説明パネルは、ヤズルカヤ(文字が刻まれた岩)は、ヒッタイトの岩窟聖域として知られている中で最大のもの。この聖域の主要部分は、屋根のない中庭のような部屋Aと、もっと小さな部屋Bで構成されている。両部屋は、ヒッタイトの神殿と同様に大きな建築群によって外部から隔てられていた。
大きな違いは、部屋AとBは屋根で覆われていなかったこと。ヤズルカヤの部屋Aは3月の新年祭で重要な役割を果たしていたと考えられており、部屋Bは前13世紀の王たちの祖先崇拝において機能していたと考えられている。
大きな入口の門の建物Ⅰから入り、柱廊のある中央の中庭2を通って神殿へ入ったという。
右手には②門の建物跡
ギャラリーA 左右の岩壁に浮彫が続いている。
説明パネルは、毎年春に新年の到来を祝う場所として使われていたと考えられている。聖域の側面には、フルリのパンテオンの神々の高浮彫が施されている。神々はおそらく行列のように二列に並んでおり、右側には女性、左側には男性(2柱を除く)が並んでいる。それぞれの神の名前は、突き出た手の上にルウィ語のヒエログリフで記されている。この二列は、嵐の神テシュプと太陽の女神ヘパトが出会う、後壁のメインシーンに向かっている。
しかし、聖域内で最も大きな浮彫は反対側の壁にあり、ハットゥシャの大王トゥドハリヤ四世を描いている。彼の治世中、前13世紀後半にこの複合施設が現在の形になったと考えられているという。

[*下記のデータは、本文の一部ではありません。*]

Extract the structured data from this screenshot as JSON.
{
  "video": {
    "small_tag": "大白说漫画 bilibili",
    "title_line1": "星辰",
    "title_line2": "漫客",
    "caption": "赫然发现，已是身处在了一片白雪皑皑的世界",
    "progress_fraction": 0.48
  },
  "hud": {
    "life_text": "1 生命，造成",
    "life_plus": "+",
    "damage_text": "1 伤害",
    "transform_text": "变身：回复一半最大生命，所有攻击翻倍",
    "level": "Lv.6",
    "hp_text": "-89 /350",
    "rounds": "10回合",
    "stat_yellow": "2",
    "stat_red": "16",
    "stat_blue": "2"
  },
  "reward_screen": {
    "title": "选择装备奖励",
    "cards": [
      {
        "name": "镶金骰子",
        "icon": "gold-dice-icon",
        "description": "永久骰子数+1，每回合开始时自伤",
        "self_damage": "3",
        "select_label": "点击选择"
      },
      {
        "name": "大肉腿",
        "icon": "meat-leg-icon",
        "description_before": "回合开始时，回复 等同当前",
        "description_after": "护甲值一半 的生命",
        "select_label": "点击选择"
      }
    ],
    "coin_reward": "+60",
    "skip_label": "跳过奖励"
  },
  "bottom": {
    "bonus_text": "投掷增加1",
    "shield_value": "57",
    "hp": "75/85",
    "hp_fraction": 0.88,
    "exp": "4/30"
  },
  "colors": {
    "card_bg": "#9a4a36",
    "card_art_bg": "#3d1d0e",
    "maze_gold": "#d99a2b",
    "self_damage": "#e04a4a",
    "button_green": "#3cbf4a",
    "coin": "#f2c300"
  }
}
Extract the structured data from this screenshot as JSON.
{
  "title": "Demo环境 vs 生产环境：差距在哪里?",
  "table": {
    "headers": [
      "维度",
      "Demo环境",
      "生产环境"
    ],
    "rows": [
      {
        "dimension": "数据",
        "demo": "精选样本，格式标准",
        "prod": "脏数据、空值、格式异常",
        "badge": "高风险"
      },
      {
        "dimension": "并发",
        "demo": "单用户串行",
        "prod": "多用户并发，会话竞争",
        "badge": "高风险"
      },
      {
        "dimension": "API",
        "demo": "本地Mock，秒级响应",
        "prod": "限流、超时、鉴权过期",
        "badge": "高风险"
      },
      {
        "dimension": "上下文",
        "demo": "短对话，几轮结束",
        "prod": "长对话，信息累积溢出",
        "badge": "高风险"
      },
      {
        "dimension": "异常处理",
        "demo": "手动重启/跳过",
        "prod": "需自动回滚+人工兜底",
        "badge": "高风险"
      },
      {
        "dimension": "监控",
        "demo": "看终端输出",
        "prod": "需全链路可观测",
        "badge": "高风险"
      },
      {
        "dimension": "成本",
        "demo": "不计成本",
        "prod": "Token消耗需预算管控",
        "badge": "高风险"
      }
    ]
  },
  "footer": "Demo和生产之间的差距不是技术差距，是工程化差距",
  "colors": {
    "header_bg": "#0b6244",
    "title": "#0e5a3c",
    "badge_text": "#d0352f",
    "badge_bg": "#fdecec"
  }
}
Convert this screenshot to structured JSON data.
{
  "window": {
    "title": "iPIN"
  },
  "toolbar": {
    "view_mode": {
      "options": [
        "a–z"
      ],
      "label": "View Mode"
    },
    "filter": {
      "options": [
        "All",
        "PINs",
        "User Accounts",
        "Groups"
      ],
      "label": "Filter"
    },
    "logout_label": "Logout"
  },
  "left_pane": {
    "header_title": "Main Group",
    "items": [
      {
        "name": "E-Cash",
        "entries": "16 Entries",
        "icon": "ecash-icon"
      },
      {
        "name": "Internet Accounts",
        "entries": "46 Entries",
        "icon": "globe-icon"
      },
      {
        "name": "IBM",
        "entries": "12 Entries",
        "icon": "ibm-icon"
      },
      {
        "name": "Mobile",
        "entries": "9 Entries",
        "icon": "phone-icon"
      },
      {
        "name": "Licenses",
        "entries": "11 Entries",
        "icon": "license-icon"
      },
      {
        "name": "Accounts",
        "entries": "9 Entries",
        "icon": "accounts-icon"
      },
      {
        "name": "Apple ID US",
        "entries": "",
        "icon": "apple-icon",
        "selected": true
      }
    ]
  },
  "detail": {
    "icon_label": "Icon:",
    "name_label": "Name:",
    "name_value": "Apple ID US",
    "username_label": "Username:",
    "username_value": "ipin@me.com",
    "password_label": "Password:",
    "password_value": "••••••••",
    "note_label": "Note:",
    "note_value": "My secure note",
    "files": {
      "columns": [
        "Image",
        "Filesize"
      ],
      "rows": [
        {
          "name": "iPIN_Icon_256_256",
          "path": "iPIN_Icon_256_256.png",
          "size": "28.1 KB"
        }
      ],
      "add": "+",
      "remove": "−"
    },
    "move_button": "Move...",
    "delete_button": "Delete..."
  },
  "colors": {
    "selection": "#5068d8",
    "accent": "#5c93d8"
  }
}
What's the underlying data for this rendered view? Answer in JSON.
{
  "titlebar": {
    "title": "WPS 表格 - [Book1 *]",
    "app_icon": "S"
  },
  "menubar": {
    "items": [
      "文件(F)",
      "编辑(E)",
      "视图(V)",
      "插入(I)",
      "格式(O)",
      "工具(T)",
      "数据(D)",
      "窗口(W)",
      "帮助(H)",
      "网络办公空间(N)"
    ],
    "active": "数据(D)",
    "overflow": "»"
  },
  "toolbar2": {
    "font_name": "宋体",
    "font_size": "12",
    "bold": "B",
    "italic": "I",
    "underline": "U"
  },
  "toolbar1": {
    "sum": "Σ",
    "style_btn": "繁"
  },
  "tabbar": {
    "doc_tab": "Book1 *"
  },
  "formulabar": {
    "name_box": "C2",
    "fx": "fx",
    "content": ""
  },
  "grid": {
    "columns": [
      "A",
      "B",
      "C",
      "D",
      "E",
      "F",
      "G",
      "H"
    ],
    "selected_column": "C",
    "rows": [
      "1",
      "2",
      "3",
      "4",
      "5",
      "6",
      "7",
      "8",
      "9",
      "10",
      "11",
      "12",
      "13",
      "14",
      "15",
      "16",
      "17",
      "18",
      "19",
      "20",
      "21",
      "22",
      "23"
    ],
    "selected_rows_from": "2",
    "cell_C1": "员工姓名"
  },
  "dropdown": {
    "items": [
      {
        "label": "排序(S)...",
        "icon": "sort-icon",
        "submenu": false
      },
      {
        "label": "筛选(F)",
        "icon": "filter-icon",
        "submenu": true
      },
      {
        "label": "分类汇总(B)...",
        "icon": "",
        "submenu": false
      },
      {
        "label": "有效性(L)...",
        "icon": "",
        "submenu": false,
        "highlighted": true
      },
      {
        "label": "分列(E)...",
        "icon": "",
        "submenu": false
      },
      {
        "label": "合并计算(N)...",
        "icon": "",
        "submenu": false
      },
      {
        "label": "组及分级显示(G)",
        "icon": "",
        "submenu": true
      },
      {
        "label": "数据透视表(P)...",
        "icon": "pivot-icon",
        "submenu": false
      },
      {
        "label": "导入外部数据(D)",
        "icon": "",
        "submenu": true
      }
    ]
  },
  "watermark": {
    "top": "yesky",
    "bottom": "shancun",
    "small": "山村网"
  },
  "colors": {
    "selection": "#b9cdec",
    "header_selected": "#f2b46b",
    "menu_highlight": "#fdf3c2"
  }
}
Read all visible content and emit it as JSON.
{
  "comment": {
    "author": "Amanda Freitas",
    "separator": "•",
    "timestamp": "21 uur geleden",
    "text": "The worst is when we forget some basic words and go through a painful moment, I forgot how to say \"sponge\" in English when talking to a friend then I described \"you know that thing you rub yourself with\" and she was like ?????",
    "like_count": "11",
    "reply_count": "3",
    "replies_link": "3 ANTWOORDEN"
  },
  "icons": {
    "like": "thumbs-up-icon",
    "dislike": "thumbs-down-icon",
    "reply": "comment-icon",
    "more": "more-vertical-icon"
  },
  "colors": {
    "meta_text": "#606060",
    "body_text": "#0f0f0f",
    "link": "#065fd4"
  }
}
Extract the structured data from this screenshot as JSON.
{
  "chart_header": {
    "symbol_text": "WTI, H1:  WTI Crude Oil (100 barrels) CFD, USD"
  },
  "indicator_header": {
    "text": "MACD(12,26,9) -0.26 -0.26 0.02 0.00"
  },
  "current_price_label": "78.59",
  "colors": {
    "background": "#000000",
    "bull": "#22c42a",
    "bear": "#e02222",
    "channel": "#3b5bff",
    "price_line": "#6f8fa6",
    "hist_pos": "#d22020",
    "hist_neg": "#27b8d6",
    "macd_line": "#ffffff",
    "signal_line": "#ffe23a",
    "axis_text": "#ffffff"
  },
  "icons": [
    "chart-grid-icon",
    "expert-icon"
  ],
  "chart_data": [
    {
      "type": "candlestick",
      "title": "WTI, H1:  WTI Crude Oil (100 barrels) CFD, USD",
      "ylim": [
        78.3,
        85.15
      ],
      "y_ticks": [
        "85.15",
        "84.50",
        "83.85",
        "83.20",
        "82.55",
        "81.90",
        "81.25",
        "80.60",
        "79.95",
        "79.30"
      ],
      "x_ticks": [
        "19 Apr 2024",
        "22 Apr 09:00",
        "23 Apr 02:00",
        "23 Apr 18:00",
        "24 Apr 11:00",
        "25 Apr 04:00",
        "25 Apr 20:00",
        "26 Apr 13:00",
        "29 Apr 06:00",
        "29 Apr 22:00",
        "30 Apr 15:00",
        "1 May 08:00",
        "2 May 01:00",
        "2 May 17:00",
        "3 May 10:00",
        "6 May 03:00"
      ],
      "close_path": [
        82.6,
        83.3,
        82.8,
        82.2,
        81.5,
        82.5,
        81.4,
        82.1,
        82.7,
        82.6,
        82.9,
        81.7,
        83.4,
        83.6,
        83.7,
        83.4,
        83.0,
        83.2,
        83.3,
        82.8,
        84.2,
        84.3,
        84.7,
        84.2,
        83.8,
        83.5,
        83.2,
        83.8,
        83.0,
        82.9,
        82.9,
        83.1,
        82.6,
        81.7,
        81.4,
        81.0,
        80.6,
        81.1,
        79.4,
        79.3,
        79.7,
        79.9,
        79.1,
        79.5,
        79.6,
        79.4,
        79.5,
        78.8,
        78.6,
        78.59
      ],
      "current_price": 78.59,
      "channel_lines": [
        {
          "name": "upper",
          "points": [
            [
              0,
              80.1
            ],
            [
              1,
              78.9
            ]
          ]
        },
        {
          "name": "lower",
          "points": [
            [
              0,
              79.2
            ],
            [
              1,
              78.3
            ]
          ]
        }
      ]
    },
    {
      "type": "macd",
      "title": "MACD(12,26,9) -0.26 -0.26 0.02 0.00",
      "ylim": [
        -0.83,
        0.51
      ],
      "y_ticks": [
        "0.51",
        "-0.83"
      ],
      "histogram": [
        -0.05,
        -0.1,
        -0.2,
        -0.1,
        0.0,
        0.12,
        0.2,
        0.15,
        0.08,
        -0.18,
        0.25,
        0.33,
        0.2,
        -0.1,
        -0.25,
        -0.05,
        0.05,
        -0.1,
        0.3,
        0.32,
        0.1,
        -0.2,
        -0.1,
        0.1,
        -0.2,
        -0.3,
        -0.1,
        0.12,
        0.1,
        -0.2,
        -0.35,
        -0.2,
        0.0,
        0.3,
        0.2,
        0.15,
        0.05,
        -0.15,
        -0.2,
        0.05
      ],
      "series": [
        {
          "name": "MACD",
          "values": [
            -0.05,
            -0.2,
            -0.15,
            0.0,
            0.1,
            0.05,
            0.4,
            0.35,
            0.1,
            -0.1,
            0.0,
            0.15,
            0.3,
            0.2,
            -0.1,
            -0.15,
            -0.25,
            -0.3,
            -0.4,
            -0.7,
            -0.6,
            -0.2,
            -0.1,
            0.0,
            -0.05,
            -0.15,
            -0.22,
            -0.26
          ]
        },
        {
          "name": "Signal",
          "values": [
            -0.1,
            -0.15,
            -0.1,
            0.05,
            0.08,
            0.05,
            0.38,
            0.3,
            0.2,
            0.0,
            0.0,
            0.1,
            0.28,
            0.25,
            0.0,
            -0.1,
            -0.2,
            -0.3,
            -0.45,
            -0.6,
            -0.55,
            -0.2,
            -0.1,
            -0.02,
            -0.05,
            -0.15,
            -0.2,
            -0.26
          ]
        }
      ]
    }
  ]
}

ヒッタイト新王国時代末期なので、アラジャホユックのスフィンクス門とオルトスタット(前14世紀)よりも後につくられたものだ。
No.1-12 黄泉の国の十二神
『古代都市Ⅰ ハットゥシャ』(以下『古代都市Ⅰ』)は、とんがり帽子を頭に、爪先の跳ね上がった靴を履いた十二神が、中央の主神に向かって規律正しいポーズで駆け足しているという。
名前は解読できないが、装いから山の神とされる
『古代都市Ⅰ』では、山の神3柱のつづきにNo.16の神が表されているらしいのだが、確認できない。スカートの鱗状の飾りも分からない。曇っていたので鮮明に写らなかったのか、技術が伴わなかったのか。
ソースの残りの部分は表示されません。